When did you first decide to become an author?
I have been a writer as long as I can remember. I was that little girl who spent hours sitting under a tree or hiding under the covers writing stories and journaling in spiral notebooks, some of which I still have over 50 years later. So, I don’t think there was a certain point when I “decided” to write. However, I was well over forty before I decided to take my writing seriously and begin the long journey toward publication and becoming an actual author. I got my MFA in Creative Nonfiction from Goucher College in hopes of finishing a memoir I had been fiddling with for years. I am still fiddling with it. In the meantime, as a distraction from a serious subject, I began a small side project which eventually became A Dream to Die For.
What’s a great piece of advice you would share with fellow indie writers?
Follow your dream and don’t let anyone, including your own monkey mind, tell you you’re not good enough. Though it may take you years to figure out what you want to write about and another long while to get up your courage to show your work to the world, believe in yourself.
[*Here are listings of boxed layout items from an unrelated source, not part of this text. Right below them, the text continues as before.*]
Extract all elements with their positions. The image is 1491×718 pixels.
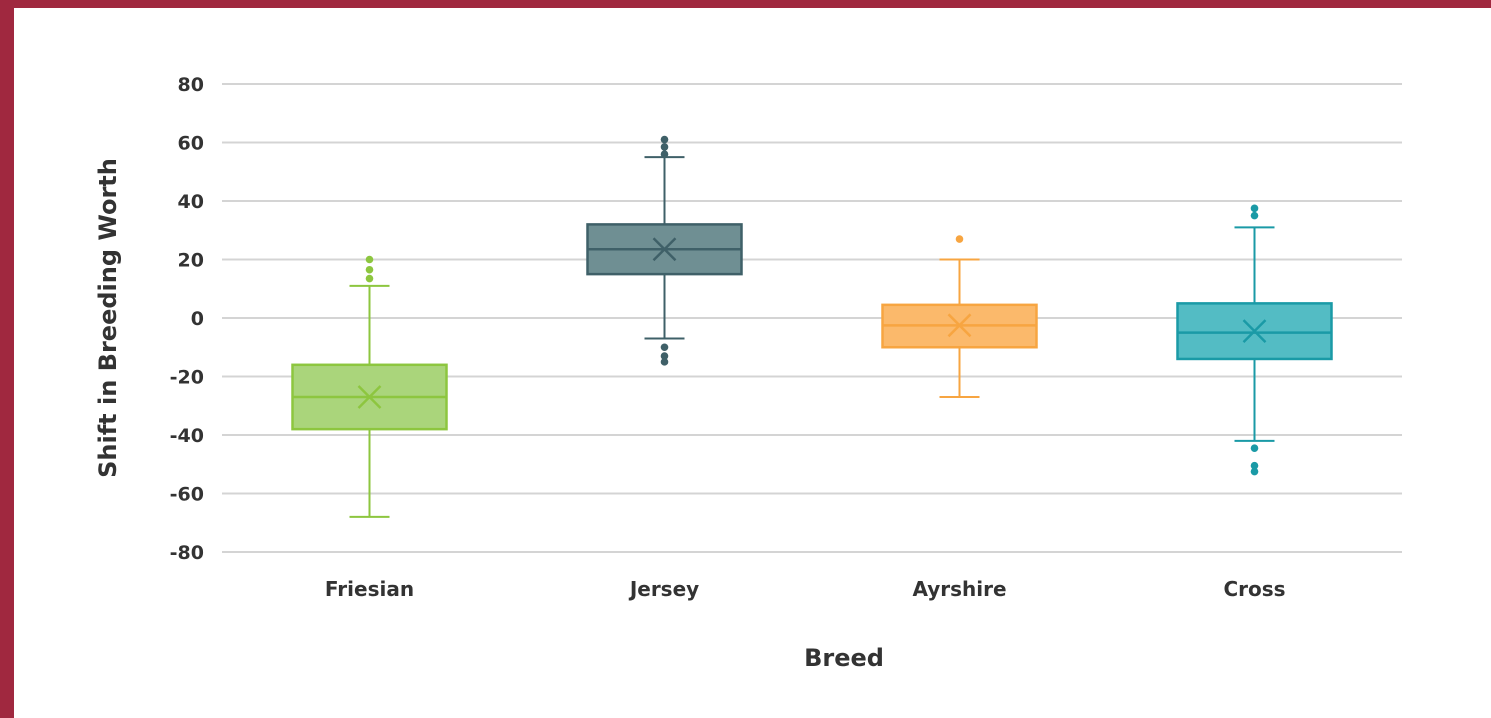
y-tick-label: -80 (170, 542, 204, 564)
mean-marker (357, 385, 382, 409)
x-tick-label: Ayrshire (912, 577, 1006, 601)
y-tick-label: -60 (170, 484, 204, 506)
y-axis-ticks: 80 60 40 20 0 -20 -40 -60 -80 (170, 74, 204, 564)
outlier-point (955, 235, 964, 243)
outlier-point (365, 274, 374, 283)
x-axis-ticks: Friesian Jersey Ayrshire Cross (325, 577, 1286, 601)
outlier-point (1250, 467, 1259, 476)
y-tick-label: 40 (178, 191, 204, 213)
box-ayrshire (881, 235, 1038, 398)
y-axis-title: Shift in Breeding Worth (94, 158, 122, 478)
box-jersey (586, 135, 743, 366)
boxplot-chart: 80 60 40 20 0 -20 -40 -60 -80 Friesian Jersey Ayrs… (94, 74, 1402, 672)
y-tick-label: -40 (170, 425, 204, 447)
x-tick-label: Cross (1223, 577, 1285, 601)
box-friesian (291, 255, 448, 518)
outlier-point (660, 352, 669, 360)
y-tick-label: -20 (170, 367, 204, 389)
mean-marker (652, 237, 677, 262)
x-tick-label: Friesian (325, 577, 414, 601)
outlier-point (365, 265, 374, 274)
x-tick-label: Jersey (628, 577, 699, 601)
outlier-point (660, 358, 669, 366)
x-axis-title: Breed (804, 644, 884, 672)
outlier-point (660, 143, 669, 151)
outlier-point (365, 255, 374, 264)
outlier-point (660, 343, 669, 352)
y-tick-label: 60 (178, 133, 204, 155)
outlier-point (1250, 204, 1259, 213)
outlier-point (660, 135, 669, 144)
outlier-point (1250, 444, 1259, 452)
outlier-point (1250, 461, 1259, 470)
y-tick-label: 20 (178, 250, 204, 272)
box-cross (1176, 204, 1333, 476)
y-tick-label: 0 (191, 308, 204, 330)
mean-marker (947, 313, 972, 338)
outlier-point (660, 150, 669, 158)
outlier-point (1250, 211, 1259, 220)
boxes (291, 135, 1333, 518)
mean-marker (1242, 319, 1267, 344)
chart-card: 80 60 40 20 0 -20 -40 -60 -80 Friesian Jersey Ayrs… (14, 8, 1491, 718)
y-tick-label: 80 (178, 74, 204, 96)
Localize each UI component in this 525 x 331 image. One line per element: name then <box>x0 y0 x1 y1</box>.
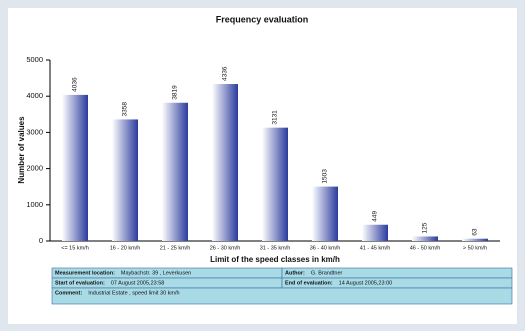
cell-value: Industrial Estate , speed limit 30 km/h <box>88 290 179 296</box>
value-label: 4036 <box>72 77 79 92</box>
cell-value: Maybachstr. 39 , Leverkusen <box>121 270 191 276</box>
cell-value: 14 August 2005,23:00 <box>339 280 393 286</box>
y-tick-label: 0 <box>39 236 43 245</box>
y-tick-label: 4000 <box>26 91 43 100</box>
value-label: 63 <box>472 228 479 236</box>
y-tick-label: 3000 <box>26 127 43 136</box>
chart-title: Frequency evaluation <box>216 14 309 24</box>
y-tick-label: 1000 <box>26 200 43 209</box>
value-label: 3819 <box>172 85 179 100</box>
value-label: 3358 <box>122 102 129 117</box>
bar <box>412 236 438 241</box>
x-tick-label: 36 - 40 km/h <box>310 245 341 251</box>
cell-label: Comment: <box>55 290 82 296</box>
x-tick-label: > 50 km/h <box>463 245 487 251</box>
value-label: 125 <box>422 222 429 233</box>
cell-label: Author: <box>285 270 305 276</box>
cell-label: Start of evaluation: <box>55 280 105 286</box>
value-label: 449 <box>372 211 379 222</box>
value-label: 1503 <box>322 169 329 184</box>
bar <box>62 94 88 242</box>
x-tick-label: <= 15 km/h <box>61 245 89 251</box>
bar <box>462 238 488 241</box>
bar <box>312 186 338 241</box>
bar <box>162 102 188 241</box>
x-tick-label: 41 - 45 km/h <box>360 245 391 251</box>
x-tick-label: 31 - 35 km/h <box>260 245 291 251</box>
value-label: 4336 <box>222 66 229 81</box>
bar <box>112 119 138 241</box>
cell-label: Measurement location: <box>55 270 115 276</box>
cell-value: G. Brandtner <box>311 270 343 276</box>
x-tick-label: 16 - 20 km/h <box>110 245 141 251</box>
cell-value: 07 August 2005,23:58 <box>111 280 165 286</box>
x-tick-label: 26 - 30 km/h <box>210 245 241 251</box>
x-tick-label: 21 - 25 km/h <box>160 245 191 251</box>
table-cell <box>51 287 513 305</box>
x-axis-label: Limit of the speed classes in km/h <box>210 255 340 264</box>
y-axis-label: Number of values <box>17 116 26 184</box>
y-tick-label: 2000 <box>26 164 43 173</box>
x-tick-label: 46 - 50 km/h <box>410 245 441 251</box>
bar <box>212 84 238 241</box>
cell-label: End of evaluation: <box>285 280 333 286</box>
bar <box>262 127 288 241</box>
bar <box>362 224 388 241</box>
y-tick-label: 5000 <box>26 55 43 64</box>
value-label: 3131 <box>272 110 279 125</box>
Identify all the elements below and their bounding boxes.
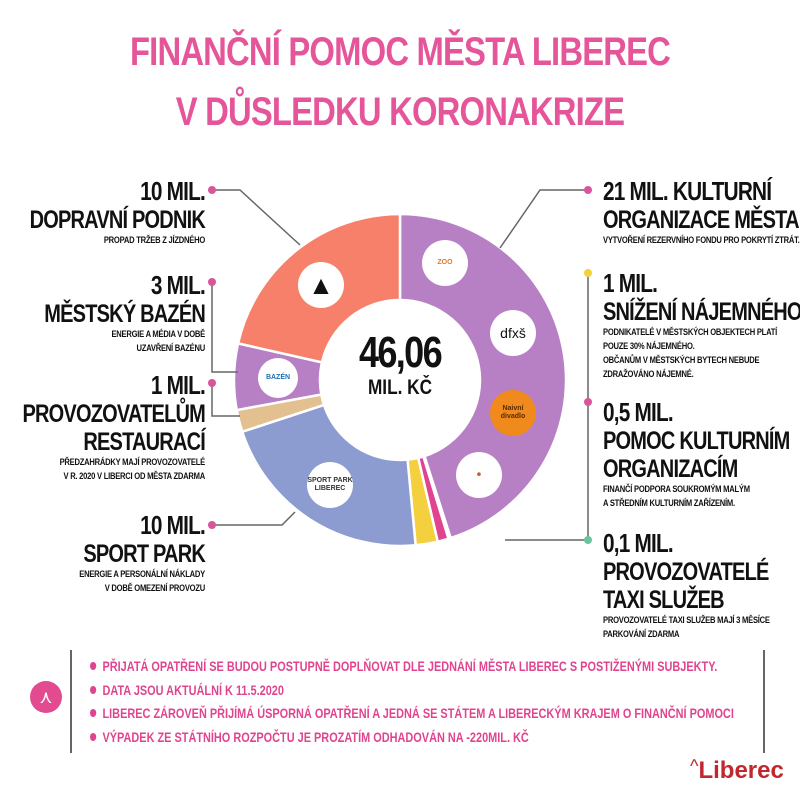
dpml-logo: ▲ bbox=[298, 262, 344, 308]
desc: UZAVŘENÍ BAZÉNU bbox=[136, 343, 206, 354]
item-restaurace: 1 MIL. PROVOZOVATELŮM RESTAURACÍ PŘEDZAH… bbox=[0, 370, 205, 484]
item-dopravni-podnik: 10 MIL. DOPRAVNÍ PODNIK PROPAD TRŽEB Z J… bbox=[0, 176, 206, 248]
liberec-logo: ^Liberec bbox=[690, 756, 784, 785]
connector-line bbox=[211, 282, 238, 373]
name: DOPRAVNÍ PODNIK bbox=[29, 206, 206, 234]
connector-dot bbox=[584, 269, 592, 277]
desc: V R. 2020 V LIBERCI OD MĚSTA ZDARMA bbox=[63, 471, 205, 482]
item-kulturni-organizace: 21 MIL. KULTURNÍ ORGANIZACE MĚSTA VYTVOŘ… bbox=[603, 176, 800, 248]
connector-line bbox=[212, 511, 296, 526]
title-line-1: FINANČNÍ POMOC MĚSTA LIBEREC bbox=[129, 30, 671, 74]
notes-list: PŘIJATÁ OPATŘENÍ SE BUDOU POSTUPNĚ DOPLŇ… bbox=[90, 655, 792, 749]
donut-segment bbox=[398, 212, 568, 540]
amount: 10 MIL. bbox=[140, 510, 206, 540]
naivni-divadlo-logo: Naivní divadlo bbox=[490, 390, 536, 436]
desc: V DOBĚ OMEZENÍ PROVOZU bbox=[104, 583, 206, 594]
name: PROVOZOVATELÉ bbox=[603, 558, 769, 586]
note-item: DATA JSOU AKTUÁLNÍ K 11.5.2020 bbox=[90, 679, 792, 703]
name: TAXI SLUŽEB bbox=[603, 586, 725, 614]
item-snizeni-najemneho: 1 MIL. SNÍŽENÍ NÁJEMNÉHO PODNIKATELÉ V M… bbox=[603, 268, 800, 382]
connector-dot bbox=[584, 398, 592, 406]
connector-line bbox=[211, 383, 240, 417]
name: SPORT PARK bbox=[83, 540, 205, 568]
name: MĚSTSKÝ BAZÉN bbox=[44, 300, 206, 328]
total-value: 46,06 bbox=[358, 328, 443, 377]
item-mestsky-bazen: 3 MIL. MĚSTSKÝ BAZÉN ENERGIE A MÉDIA V D… bbox=[0, 270, 206, 356]
desc: OBČANŮM V MĚSTSKÝCH BYTECH NEBUDE bbox=[603, 355, 760, 366]
desc: PŘEDZAHRÁDKY MAJÍ PROVOZOVATELÉ bbox=[59, 457, 206, 468]
desc: FINANČÍ PODPORA SOUKROMÝM MALÝM bbox=[603, 484, 750, 495]
desc: ENERGIE A MÉDIA V DOBĚ bbox=[111, 329, 205, 340]
item-taxi: 0,1 MIL. PROVOZOVATELÉ TAXI SLUŽEB PROVO… bbox=[603, 528, 800, 642]
desc: VYTVOŘENÍ REZERVNÍHO FONDU PRO POKRYTÍ Z… bbox=[603, 235, 800, 246]
note-item: LIBEREC ZÁROVEŇ PŘIJÍMÁ ÚSPORNÁ OPATŘENÍ… bbox=[90, 702, 792, 726]
name: ORGANIZACÍM bbox=[603, 455, 738, 483]
note-item: PŘIJATÁ OPATŘENÍ SE BUDOU POSTUPNĚ DOPLŇ… bbox=[90, 655, 792, 679]
name: PROVOZOVATELŮM bbox=[22, 400, 205, 428]
name: POMOC KULTURNÍM bbox=[603, 427, 790, 455]
desc: PODNIKATELÉ V MĚSTSKÝCH OBJEKTECH PLATÍ bbox=[603, 327, 778, 338]
connector-line bbox=[499, 189, 588, 249]
amount: 1 MIL. bbox=[150, 370, 206, 400]
logo-caret: ^ bbox=[690, 756, 699, 776]
zoo-logo: ZOO bbox=[422, 240, 468, 286]
desc: POUZE 30% NÁJEMNÉHO. bbox=[603, 341, 695, 352]
amount: 0,1 MIL. bbox=[603, 528, 674, 558]
botanic-logo: ✺ bbox=[456, 452, 502, 498]
liberec-caret-icon: ⋏ bbox=[30, 681, 62, 713]
amount: 3 MIL. bbox=[150, 270, 206, 300]
title-line-2: V DŮSLEDKU KORONAKRIZE bbox=[175, 90, 625, 134]
name: SNÍŽENÍ NÁJEMNÉHO bbox=[603, 298, 800, 326]
item-sport-park: 10 MIL. SPORT PARK ENERGIE A PERSONÁLNÍ … bbox=[0, 510, 206, 596]
name: ORGANIZACE MĚSTA bbox=[603, 206, 800, 234]
sportpark-logo: SPORT PARK LIBEREC bbox=[307, 462, 353, 508]
desc: PROVOZOVATELÉ TAXI SLUŽEB MAJÍ 3 MĚSÍCE bbox=[603, 615, 770, 626]
desc: PARKOVÁNÍ ZDARMA bbox=[603, 629, 680, 640]
divider bbox=[70, 650, 72, 753]
total-amount: 46,06 MIL. KČ bbox=[330, 330, 470, 400]
desc: PROPAD TRŽEB Z JÍZDNÉHO bbox=[103, 235, 205, 246]
amount: 10 MIL. bbox=[140, 176, 206, 206]
amount: 1 MIL. bbox=[603, 268, 658, 298]
desc: ENERGIE A PERSONÁLNÍ NÁKLADY bbox=[79, 569, 205, 580]
name: RESTAURACÍ bbox=[83, 428, 205, 456]
dfxs-logo: dfxš bbox=[490, 310, 536, 356]
amount: 0,5 MIL. bbox=[603, 397, 674, 427]
connector-dot bbox=[208, 379, 216, 387]
connector-dot bbox=[208, 278, 216, 286]
connector-dot bbox=[584, 186, 592, 194]
connector-dot bbox=[208, 521, 216, 529]
connector-dot bbox=[208, 186, 216, 194]
bazen-logo: BAZÉN bbox=[258, 358, 298, 398]
note-item: VÝPADEK ZE STÁTNÍHO ROZPOČTU JE PROZATÍM… bbox=[90, 726, 792, 750]
total-unit: MIL. KČ bbox=[367, 376, 433, 399]
desc: A STŘEDNÍM KULTURNÍM ZAŘÍZENÍM. bbox=[603, 498, 735, 509]
item-pomoc-kulturnim: 0,5 MIL. POMOC KULTURNÍM ORGANIZACÍM FIN… bbox=[603, 397, 800, 511]
connector-line bbox=[212, 189, 301, 246]
amount: 21 MIL. KULTURNÍ bbox=[603, 176, 772, 206]
connector-dot bbox=[584, 536, 592, 544]
desc: ZDRAŽOVÁNO NÁJEMNÉ. bbox=[603, 369, 694, 380]
logo-text: Liberec bbox=[698, 757, 784, 784]
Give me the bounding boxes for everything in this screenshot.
I hope indie authors will also truly believe that self-publishing is not just for those who can’t find a way into the traditional publishing industry. It is for those who want to maintain creative control over their books. But you have to be ready to work hard. You will take on several roles. You will learn how to be an editor, a designer, a publicist, and a marketer. That might sound daunting at first, but there are many other authors, websites, and classes and workshops that will help you produce and sell the book you always dreamed of holding in your hands and sharing with the world.
I was lucky enough to find the hybrid publisher She Writes Press to help me though the tough parts, because I needed a lot of handholding as well as the support of a community of sister writers. Take a close look at yourself. Figure out how much you are ready and willing to do on your own and then build a team to help you through the tasks you need help with. Indie doesn’t have to mean you are all alone in this. Build a support system of friends and experts and you’re on your way!
Which book do you wish you could have written?
That’s a tough one. Though my book is mystery/thriller, I am drawn to literary fiction that incorporates magical realism, like One Hundred Years of Solitude and other novels by Gabriel Garcia Marquez. I have a whole shelf of novels by Louise Erdrich. I have always admired the way she blends the mysterious and magical to show how the spirit world is all around us, especially in The Last Report on the Miracles at Little No Horse. For the same reason, The Thin Place, by another favorite author, Kathryn Davis, is another book that astounds me. I wish I had half the talent of any of these writers!